[How do you perfect your custom-created game tools? Sega and LucasArts veteran and Robotic Arm Software founder Goodman discusses tips and tactics for methodology when you roll your own tools.]
In game development, it is often some of the most technical (programmers) making tools for the some of the least technical (everyone else). It's no wonder that many of those "least technical" struggle with the tools that are handed to them.
The tools themselves are designed by the people who understand the underlying systems, but not necessarily those who will be using them.
Usability determines how easy software is to use, how quickly the desired results can be achieved by its users and how error-free those results are. Techniques to test and improve usability have been successfully used in other types of software development, and are slowly making their way into ours.

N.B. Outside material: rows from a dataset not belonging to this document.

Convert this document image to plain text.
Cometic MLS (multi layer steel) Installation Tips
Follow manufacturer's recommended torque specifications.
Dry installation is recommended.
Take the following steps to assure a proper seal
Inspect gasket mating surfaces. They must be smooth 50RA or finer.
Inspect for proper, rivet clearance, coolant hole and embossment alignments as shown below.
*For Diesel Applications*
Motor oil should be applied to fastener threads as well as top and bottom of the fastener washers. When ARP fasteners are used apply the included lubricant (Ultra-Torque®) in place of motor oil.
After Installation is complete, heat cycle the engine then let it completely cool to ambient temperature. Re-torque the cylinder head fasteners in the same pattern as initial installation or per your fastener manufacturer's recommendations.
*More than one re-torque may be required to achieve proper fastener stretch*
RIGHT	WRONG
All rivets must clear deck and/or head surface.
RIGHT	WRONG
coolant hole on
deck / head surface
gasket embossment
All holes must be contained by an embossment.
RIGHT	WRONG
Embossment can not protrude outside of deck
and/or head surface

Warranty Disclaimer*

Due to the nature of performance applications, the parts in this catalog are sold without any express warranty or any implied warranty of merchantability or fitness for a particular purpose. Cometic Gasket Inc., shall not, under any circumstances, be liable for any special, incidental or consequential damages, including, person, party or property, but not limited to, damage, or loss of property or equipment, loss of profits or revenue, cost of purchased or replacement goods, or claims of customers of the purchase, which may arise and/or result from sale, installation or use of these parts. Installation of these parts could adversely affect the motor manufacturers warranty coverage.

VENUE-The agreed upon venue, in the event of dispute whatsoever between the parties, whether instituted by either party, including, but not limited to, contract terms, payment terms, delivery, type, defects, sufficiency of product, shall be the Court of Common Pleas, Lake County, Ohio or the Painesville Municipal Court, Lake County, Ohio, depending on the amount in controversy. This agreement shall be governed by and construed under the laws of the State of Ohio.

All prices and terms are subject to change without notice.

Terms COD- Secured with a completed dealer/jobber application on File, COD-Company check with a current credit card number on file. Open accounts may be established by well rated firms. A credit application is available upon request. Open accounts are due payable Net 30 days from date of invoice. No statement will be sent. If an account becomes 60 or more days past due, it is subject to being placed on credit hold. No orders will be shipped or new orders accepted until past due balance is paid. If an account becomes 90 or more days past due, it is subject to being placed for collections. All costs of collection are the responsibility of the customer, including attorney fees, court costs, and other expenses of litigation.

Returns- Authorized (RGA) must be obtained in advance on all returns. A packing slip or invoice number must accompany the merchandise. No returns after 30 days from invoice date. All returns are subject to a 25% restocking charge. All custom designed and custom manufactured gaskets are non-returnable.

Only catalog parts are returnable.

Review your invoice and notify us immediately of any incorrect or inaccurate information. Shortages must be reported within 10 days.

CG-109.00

There are probably tools in your pipeline that could benefit from usability techniques, but as a developer, you'll want to know which tools would benefit the most before investing in them.
In this article, I'll discuss how to find the bottlenecks holding up your production, measure the usability of your tools using proven techniques and streamline your entire development process.

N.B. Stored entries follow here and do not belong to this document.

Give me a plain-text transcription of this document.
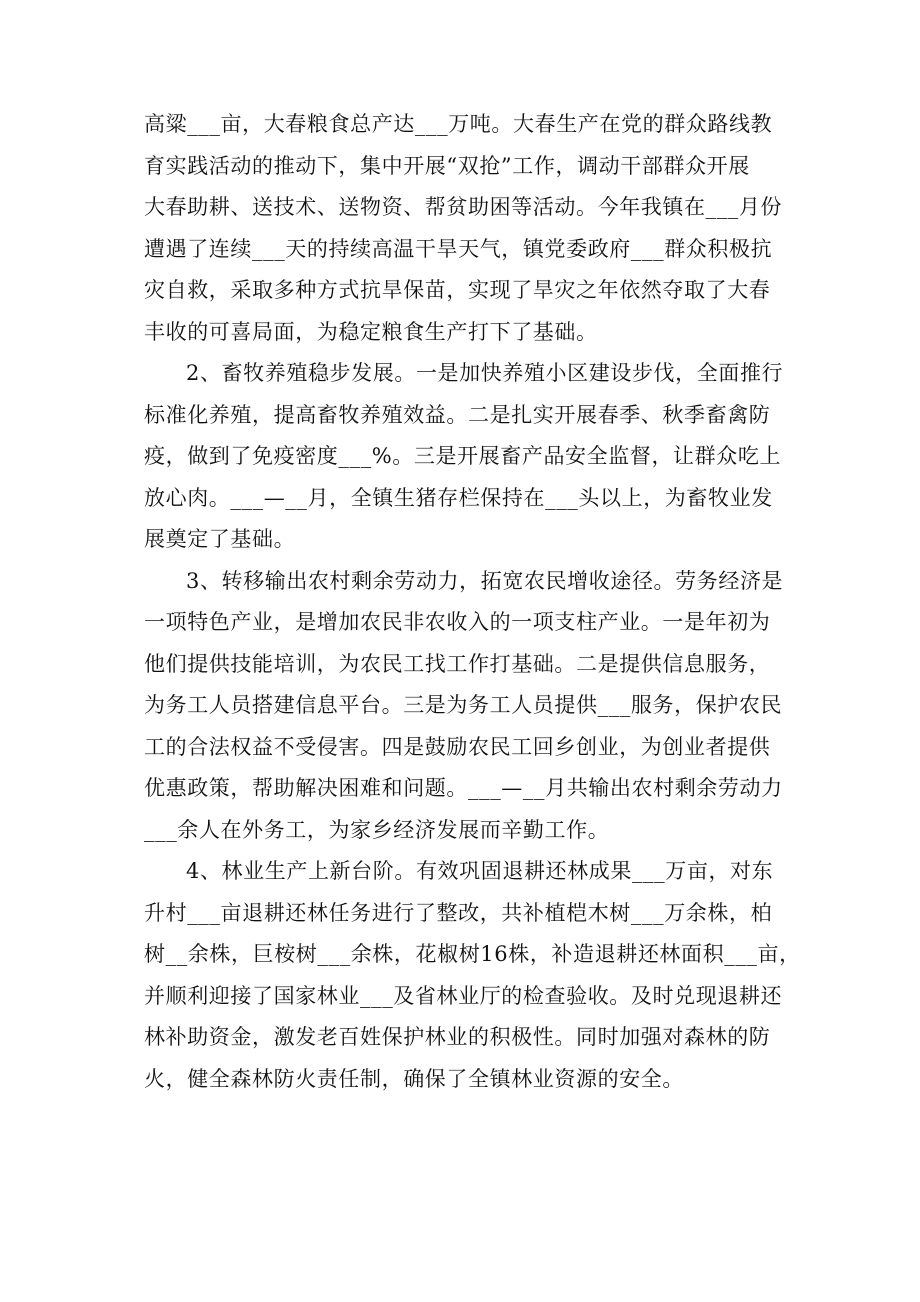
高粱___亩，大春粮食总产达___万吨。大春生产在党的群众路线教
育实践活动的推动下，集中开展“双抢”工作，调动干部群众开展
大春助耕、送技术、送物资、帮贫助困等活动。今年我镇在___月份
遭遇了连续___天的持续高温干旱天气，镇党委政府___群众积极抗
灾自救，采取多种方式抗旱保苗，实现了旱灾之年依然夺取了大春
丰收的可喜局面，为稳定粮食生产打下了基础。
2、畜牧养殖稳步发展。一是加快养殖小区建设步伐，全面推行
标准化养殖，提高畜牧养殖效益。二是扎实开展春季、秋季畜禽防
疫，做到了免疫密度___%。三是开展畜产品安全监督，让群众吃上
放心肉。___—__月，全镇生猪存栏保持在___头以上，为畜牧业发
展奠定了基础。
3、转移输出农村剩余劳动力，拓宽农民增收途径。劳务经济是
一项特色产业，是增加农民非农收入的一项支柱产业。一是年初为
他们提供技能培训，为农民工找工作打基础。二是提供信息服务，
为务工人员搭建信息平台。三是为务工人员提供___服务，保护农民
工的合法权益不受侵害。四是鼓励农民工回乡创业，为创业者提供
优惠政策，帮助解决困难和问题。___—__月共输出农村剩余劳动力
___余人在外务工，为家乡经济发展而辛勤工作。
4、林业生产上新台阶。有效巩固退耕还林成果___万亩，对东
升村___亩退耕还林任务进行了整改，共补植桤木树___万余株，柏
树__余株，巨桉树___余株，花椒树16株，补造退耕还林面积___亩，
并顺利迎接了国家林业___及省林业厅的检查验收。及时兑现退耕还
林补助资金，激发老百姓保护林业的积极性。同时加强对森林的防
火，健全森林防火责任制，确保了全镇林业资源的安全。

The first step to solve any problem is understanding what the problem is and why it's occurring. We need to know where in the development pipeline our process is being stalled. To do this, we must map the problem-space.

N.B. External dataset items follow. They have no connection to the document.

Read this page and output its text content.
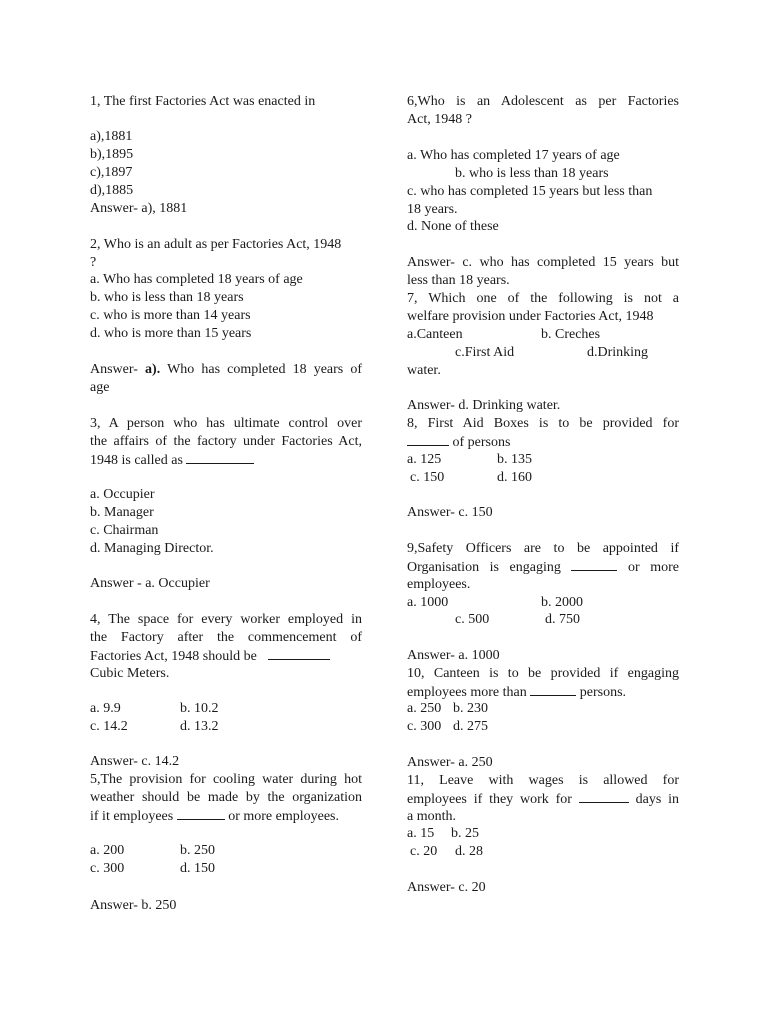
1, The first Factories Act was enacted in
a),1881
b),1895
c),1897
d),1885
Answer- a), 1881
2, Who is an adult as per Factories Act, 1948
?
a. Who has completed 18 years of age
b. who is less than 18 years
c. who is more than 14 years
d. who is more than 15 years
Answer- a). Who has completed 18 years of
age
3, A person who has ultimate control over
the affairs of the factory under Factories Act,
1948 is called as
a. Occupier
b. Manager
c. Chairman
d. Managing Director.
Answer - a. Occupier
4, The space for every worker employed in
the Factory after the commencement of
Factories Act, 1948 should be
Cubic Meters.
a. 9.9	b. 10.2
c. 14.2	d. 13.2
Answer- c. 14.2
5,The provision for cooling water during hot
weather should be made by the organization
if it employees	or more employees.
a. 200	b. 250
c. 300	d. 150
Answer- b. 250
6,Who is an Adolescent as per Factories
Act, 1948 ?
a. Who has completed 17 years of age
b. who is less than 18 years
c. who has completed 15 years but less than
18 years.
d. None of these
Answer- c. who has completed 15 years but
less than 18 years.
7, Which one of the following is not a
welfare provision under Factories Act, 1948
a.Canteen	b. Creches
c.First Aid	d.Drinking
water.
Answer- d. Drinking water.
8, First Aid Boxes is to be provided for
of persons
a. 125	b. 135
c. 150	d. 160
Answer- c. 150
9,Safety Officers are to be appointed if
Organisation is engaging	or more
employees.
a. 1000	b. 2000
c. 500	d. 750
Answer- a. 1000
10, Canteen is to be provided if engaging
employees more than	persons.
a. 250 b. 230
c. 300 d. 275
Answer- a. 250
11, Leave with wages is allowed for
employees if they work for	days in
a month.
a. 15 b. 25
c. 20 d. 28
Answer- c. 20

There are many ways to view the development pipeline. Some may view it as a checklist of assets and responsibilities, but this doesn't represent the dependencies between the developers.
Those dependencies create an environment where developers are wasting time waiting for someone else to finish a task, which requires managerial effort.
To understand these dependencies, it is more convenient to look at the pipeline as a graph showing workflow between various resources and what each produces. Consider the example workflow for character creation in the below figure.
In this illustration, the arrows point to the dependent task -- the task that depends on the one the arrow is coming from. So, modeling depends on character design, texturing and rigging depend on modeling, and so on.
This represents a very small, incomplete piece of a typical game development pipeline. Your actual pipeline will be much more complex, including more areas of development (level design, UI, gameplay programming, and so on), resources performing multiple processes, and multiple dependencies for a single task. The stages that hold up the development pipeline should be looked at for optimization through tool improvement, as well as other means.
Assuming that each phase of character development needs to be complete before continuing to the next, the first character could be fully implemented in 24 days. We get this by adding up the number of days in the longest pathway (the primary development pipeline), from character design to completion.
Texturing and effects are left out of the calculation, since their pathways diverge from the main, and the time for completing those pathways are less than or equivalent to the primary one.
Character Design + Modeling + Rigging + Animation + Behavior = 24 Days
That doesn't mean that it takes 24 calendar days to complete every character. This is an assembly line; four other characters are being worked on while the current one is being finished -- one at each stage in the pipeline. So how many calendar days does it take to complete a new character after the first? Exactly the time it takes for the longest stage -- 10 days.
Ten characters completed in just under six calendar months may sound great. Of course, if just the animation time were cut in half, we could double the character output by creating a new character every five days.
In any assembly line, efficiency is achieved by breaking down tasks into component parts so that every stage of manufacturing takes an equal amount of time. That's also the most efficient model for developing game assets.
Unfortunately, each stage in the pipeline requires unique skills, and it is often difficult to predict the exact timing for each stage. So, work backs up behind one developer, while another sits idly by waiting for the first one to finish.
There are many tactics for getting around this issue, all of which are employed by game companies in one extent or another. Managerial overhead and individual efficiency is often traded for development pipeline bandwidth.
Still, if efficiency can be increased in the areas of the pipeline that cause slowdown, pipeline bandwidth will also increase, with little overhead. One method for achieving this efficiency is through tool improvements.